Sunday, August 22nd, 2010

Protecting and Building the Future of Tanzania:

Responsible Development Must Win the Day



By Stop The Serengeti Highway (


As a rapidly developing country, Tanzania is on the cusp of quick expansion in public services, utilities, and increased access for people living in rural areas. Expansion and growth is inevitable and necessary, and will clearly contribute to the quality of life for historically disenfranchised Tanzanians.  But at what cost will this development occur?



In recent months, one issue has been at the forefront of international attention.  It concretely represents ongoing efforts to balance the real and substantial needs of struggling people with a long-term effort to protect the natural and cultural heritage of this unique country. 

A proposal to construct a new highway connecting Arusha to Musoma – running directly through the Serengeti National Park, a United Nations World Heritage Site – is moving forward, slated to break ground in 2012.
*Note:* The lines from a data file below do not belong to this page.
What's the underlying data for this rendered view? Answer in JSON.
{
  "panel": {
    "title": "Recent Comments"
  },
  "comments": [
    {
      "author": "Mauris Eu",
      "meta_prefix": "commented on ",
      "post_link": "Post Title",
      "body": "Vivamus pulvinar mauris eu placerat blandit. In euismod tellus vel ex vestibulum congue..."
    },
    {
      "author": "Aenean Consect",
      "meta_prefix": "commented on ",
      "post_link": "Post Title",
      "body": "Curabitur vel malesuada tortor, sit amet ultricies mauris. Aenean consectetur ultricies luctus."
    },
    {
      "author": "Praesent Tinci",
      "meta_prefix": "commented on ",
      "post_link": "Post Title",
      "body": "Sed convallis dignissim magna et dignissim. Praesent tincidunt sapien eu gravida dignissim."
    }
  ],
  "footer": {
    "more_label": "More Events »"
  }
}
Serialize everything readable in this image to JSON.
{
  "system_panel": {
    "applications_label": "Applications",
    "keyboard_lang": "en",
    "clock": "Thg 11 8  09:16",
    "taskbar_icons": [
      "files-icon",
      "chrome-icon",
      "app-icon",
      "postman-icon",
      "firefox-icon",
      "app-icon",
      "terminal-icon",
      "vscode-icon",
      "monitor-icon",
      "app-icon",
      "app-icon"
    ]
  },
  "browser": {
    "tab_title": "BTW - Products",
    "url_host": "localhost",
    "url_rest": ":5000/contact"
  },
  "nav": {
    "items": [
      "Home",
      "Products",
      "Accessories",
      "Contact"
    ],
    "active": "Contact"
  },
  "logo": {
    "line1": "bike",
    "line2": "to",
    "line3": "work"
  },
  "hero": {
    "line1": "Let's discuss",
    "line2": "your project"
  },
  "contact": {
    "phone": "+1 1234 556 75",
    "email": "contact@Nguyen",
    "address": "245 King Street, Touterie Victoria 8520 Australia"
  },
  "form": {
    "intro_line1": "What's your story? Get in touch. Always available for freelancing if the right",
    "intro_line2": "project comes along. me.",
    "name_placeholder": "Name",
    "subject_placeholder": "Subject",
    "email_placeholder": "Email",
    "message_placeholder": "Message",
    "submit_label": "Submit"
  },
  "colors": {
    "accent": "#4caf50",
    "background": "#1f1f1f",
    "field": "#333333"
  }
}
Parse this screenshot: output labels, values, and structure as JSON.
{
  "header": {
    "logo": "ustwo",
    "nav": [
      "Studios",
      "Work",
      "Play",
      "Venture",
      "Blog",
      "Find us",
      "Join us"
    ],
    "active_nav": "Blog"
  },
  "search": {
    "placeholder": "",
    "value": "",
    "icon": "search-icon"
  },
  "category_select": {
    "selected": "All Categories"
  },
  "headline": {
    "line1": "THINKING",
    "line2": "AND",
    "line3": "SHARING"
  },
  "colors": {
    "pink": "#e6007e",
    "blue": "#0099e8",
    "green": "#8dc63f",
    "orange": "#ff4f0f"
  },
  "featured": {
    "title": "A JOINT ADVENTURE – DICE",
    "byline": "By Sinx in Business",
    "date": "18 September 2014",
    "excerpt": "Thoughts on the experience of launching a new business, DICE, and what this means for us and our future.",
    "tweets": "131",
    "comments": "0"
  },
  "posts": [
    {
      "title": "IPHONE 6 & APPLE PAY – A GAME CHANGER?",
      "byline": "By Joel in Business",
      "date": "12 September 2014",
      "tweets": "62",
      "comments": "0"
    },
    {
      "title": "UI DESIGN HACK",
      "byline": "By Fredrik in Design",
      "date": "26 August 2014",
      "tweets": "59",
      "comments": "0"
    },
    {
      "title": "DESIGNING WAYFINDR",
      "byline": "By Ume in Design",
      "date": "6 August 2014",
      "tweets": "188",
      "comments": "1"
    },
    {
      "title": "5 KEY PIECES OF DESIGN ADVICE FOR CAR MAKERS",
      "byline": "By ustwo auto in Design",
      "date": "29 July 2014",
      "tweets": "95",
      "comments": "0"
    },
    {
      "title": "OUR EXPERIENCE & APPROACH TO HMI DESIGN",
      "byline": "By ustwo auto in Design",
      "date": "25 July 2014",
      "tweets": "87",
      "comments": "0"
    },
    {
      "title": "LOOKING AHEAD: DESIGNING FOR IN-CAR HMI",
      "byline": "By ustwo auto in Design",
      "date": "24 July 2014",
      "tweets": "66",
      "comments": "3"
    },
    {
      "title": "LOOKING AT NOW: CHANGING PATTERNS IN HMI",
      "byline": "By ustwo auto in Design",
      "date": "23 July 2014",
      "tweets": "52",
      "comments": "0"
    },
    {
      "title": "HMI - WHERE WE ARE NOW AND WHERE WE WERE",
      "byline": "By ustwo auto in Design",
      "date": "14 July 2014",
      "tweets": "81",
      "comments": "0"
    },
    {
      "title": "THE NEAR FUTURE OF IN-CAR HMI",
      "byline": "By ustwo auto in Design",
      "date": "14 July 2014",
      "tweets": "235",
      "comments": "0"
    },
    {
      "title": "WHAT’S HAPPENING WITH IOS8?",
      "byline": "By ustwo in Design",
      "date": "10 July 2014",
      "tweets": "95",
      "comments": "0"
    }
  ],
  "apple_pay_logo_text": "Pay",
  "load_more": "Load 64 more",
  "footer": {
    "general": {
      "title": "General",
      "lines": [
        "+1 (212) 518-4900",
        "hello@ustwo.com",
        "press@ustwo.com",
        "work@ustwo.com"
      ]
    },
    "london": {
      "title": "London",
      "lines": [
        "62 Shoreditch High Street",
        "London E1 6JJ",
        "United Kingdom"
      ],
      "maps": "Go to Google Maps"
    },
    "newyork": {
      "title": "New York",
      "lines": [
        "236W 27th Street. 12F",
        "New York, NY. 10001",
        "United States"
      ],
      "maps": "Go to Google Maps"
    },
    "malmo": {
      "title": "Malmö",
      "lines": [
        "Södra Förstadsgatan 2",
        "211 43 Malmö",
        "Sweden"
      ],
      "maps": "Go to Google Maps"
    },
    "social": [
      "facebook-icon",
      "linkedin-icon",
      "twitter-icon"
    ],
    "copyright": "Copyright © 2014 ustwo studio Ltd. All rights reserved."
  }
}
There has been a massive international outcry against this plan, citing inevitable damage to this protected environment, and the potential decimation of one of the last remaining wild migrations on the planet – the annual migration of the Wildebeest between the Serengeti in Tanzania and the Maasai Mara in Kenya. 





Internationally respected conservationists and wildlife experts have come out firmly against the proposed plan, with substantial scientific support for their stance. These include the African Wildlife Foundation, the Frankfurt Zoological Society, National Geographic, and numerous internationally respected environmental experts, including Professor Anthony Sinclair, and Dr. Marcus Borner. 

In addition, a grassroots group – Stop the Serengeti Highway – with over 16,000 members, has initiated social network activities, petitions, and an informational website designed to engage the Tanzanian government in dialogue about possible alternatives – alternatives that achieve the same goal of increased access and services for rural people while maintaining protection for a national environmental, cultural and economic treasure, the Serengeti ecosystem. 


The proposed route is red.  The alternate recommended route is in green.

Multiple alternative southern routes exist and have been mapped out to allow for necessary development to occur, while maintaining migration access and eco-system health for multiple protected species.  These routes not only protect this World Heritage Site, but also open up transportation and economic access to far more rural communities than the proposed route.




Unfortunately to date, calls for dialogue and systematic balanced planning of alternatives have fallen on deaf ears.  While their own impact assessments warn of high potential for irreversible environmental damage in the Serengeti, the Tanzanian government continues to ignore calls for collaborative discussion and planning, moving forward with disregard for the options being offered by their own people, local Tanzanian tour businesses, and international environmental experts.  There are many possible reasons for this unilateral action, and as always the political motivation is impossible to nail down.  


But the bottom line remains the same – if the proposed route for the road continues forward, Tanzania, Kenya and the world may be looking at the end of an era begun by Tanzania’s first President, Julius Nyerere, who in 1961 stated, “The conservation of wildlife and wild places calls for specialist knowledge, trained manpower and money, and we look to other nations to cooperate with us in this important task – the success or failure of which not only affects the continent of Africa but the rest of the world as well.”  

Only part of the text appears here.